Bye, bye bonus oil production cuts.
Crude prices fell back on Monday after Saudi Arabia said an extension of output cuts by OPEC+ nations would not include additional voluntary cuts by the kingdom and its Gulf allies the United Arab Emirates (UAE) and Kuwait.
The Organization of Petroleum Exporting Countries (OPEC) and its allies led by Russia – a grouping known as OPEC+ – agreed on Saturday to extend through a deal struck in April to cut output by 9.7 million barrels per day (bpd) in May and June. Those curbs will now continue through July.
Oil prices moved higher on the news. But the gains were short-lived.

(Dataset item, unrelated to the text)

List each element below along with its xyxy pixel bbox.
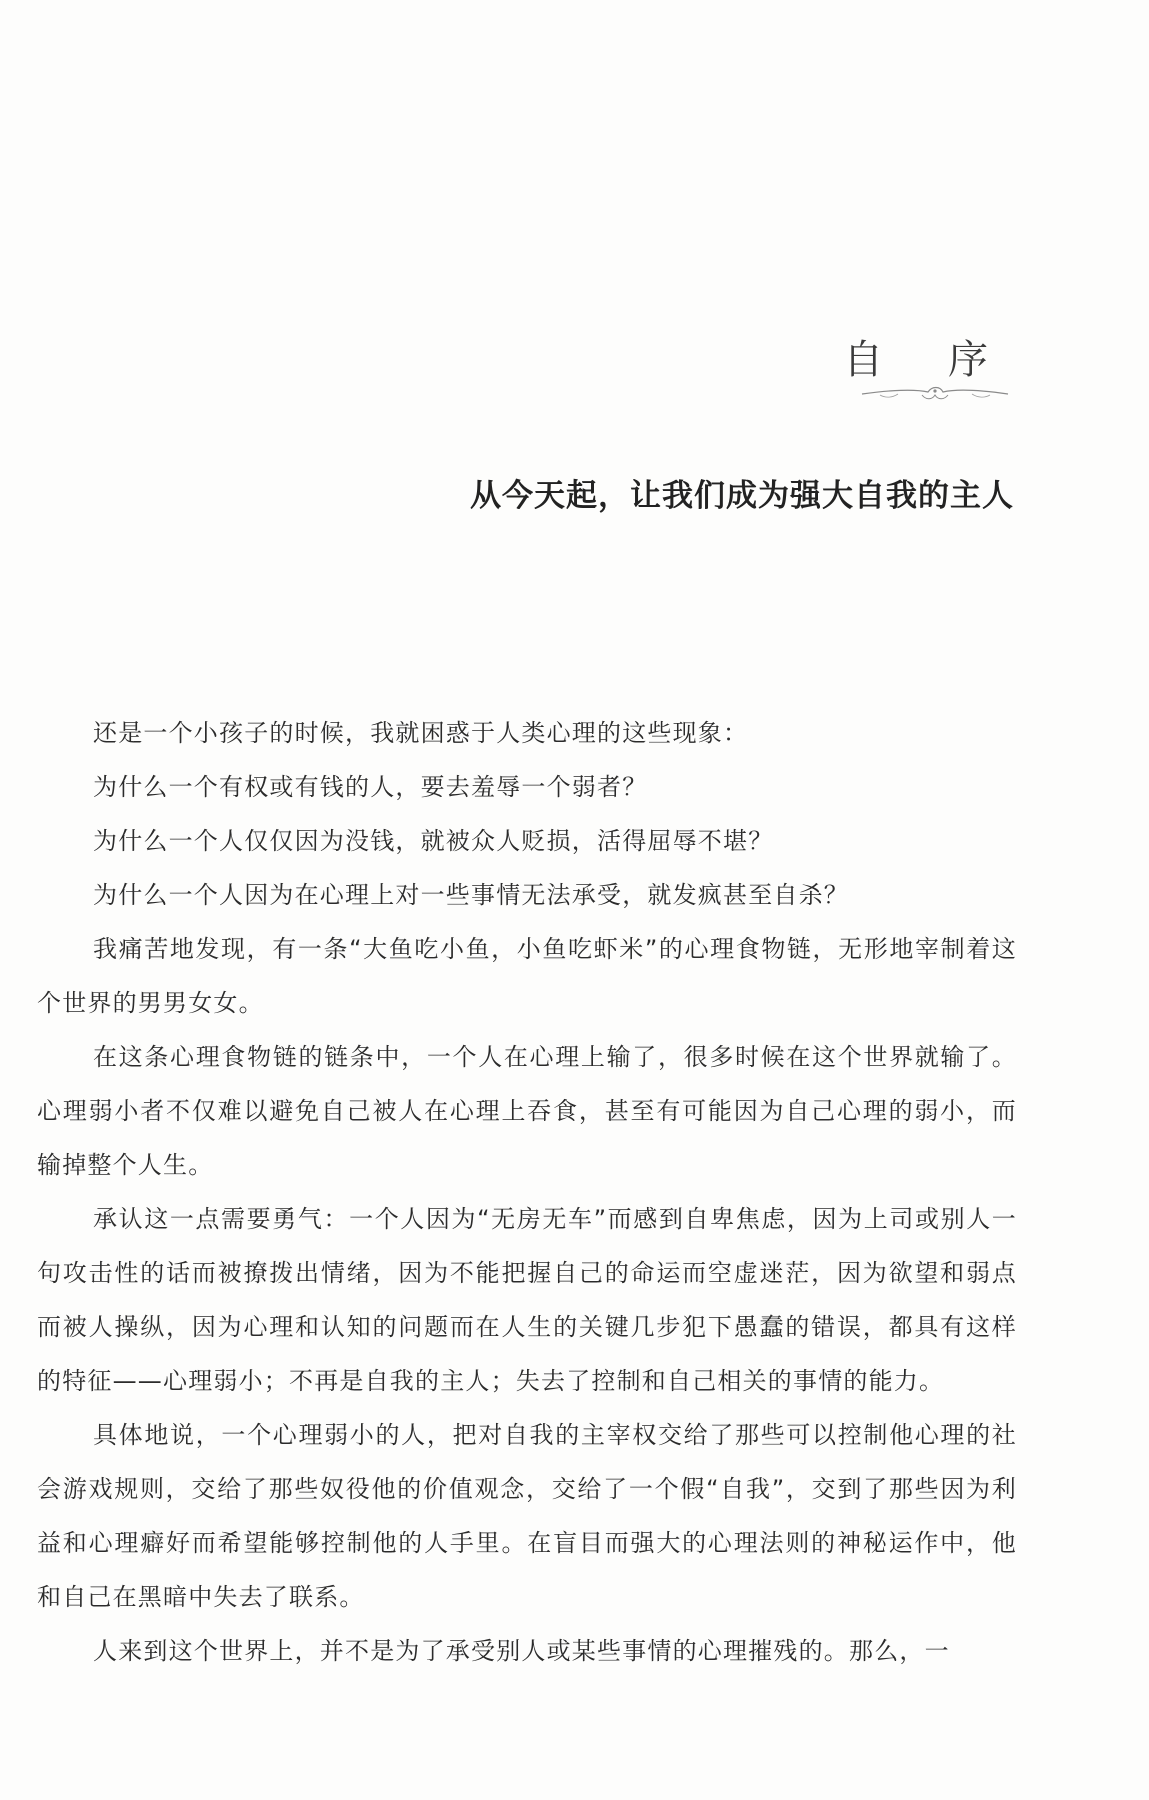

On Monday, Saudi energy minister Prince Abdulaziz bin Salman told a news conference the kingdom, Kuwait and the UAE would not continue with their current voluntary cuts of an extra 1.18 million bpd – one million bpd of which was being shouldered by Riyadh.
Global benchmark Brent crude was trading down $1.18 or 2.79 percent at $41.12 a barrel at about 16:30 GMT while US benchmark West Texas Intermediate crude was down $1.28 or 3.24 percent at $38.27.
“The extra curtailments from the three are not insignificant, 1.18 million bpd is quite an amount, so a decline in prices is justified,” wrote Rystad Energy’s Bjornar Tonhaugen in a note to clients.
“It would be too good to be true to have a total of nearly 11 million bpd in voluntary cuts extended for a month at times when we see supply deficits. Keeping those bonus cuts would just not be justified for the three Gulf producers,” he added.
Low crude prices have prompted Chinese buyers to boost imports. Purchases by the world’s largest crude importer hit a record high of 11.3 million bpd in May.
But consultancy JBC Energy warned that higher prices could discourage buying and undercut a fragile recovery in crude demand.
“We cannot shake the feeling that, price-wise, this market has gotten a bit ahead of itself and will need a good confluence of bullish surprises to continue in order to maintain current pricing levels,” JBC said in a note.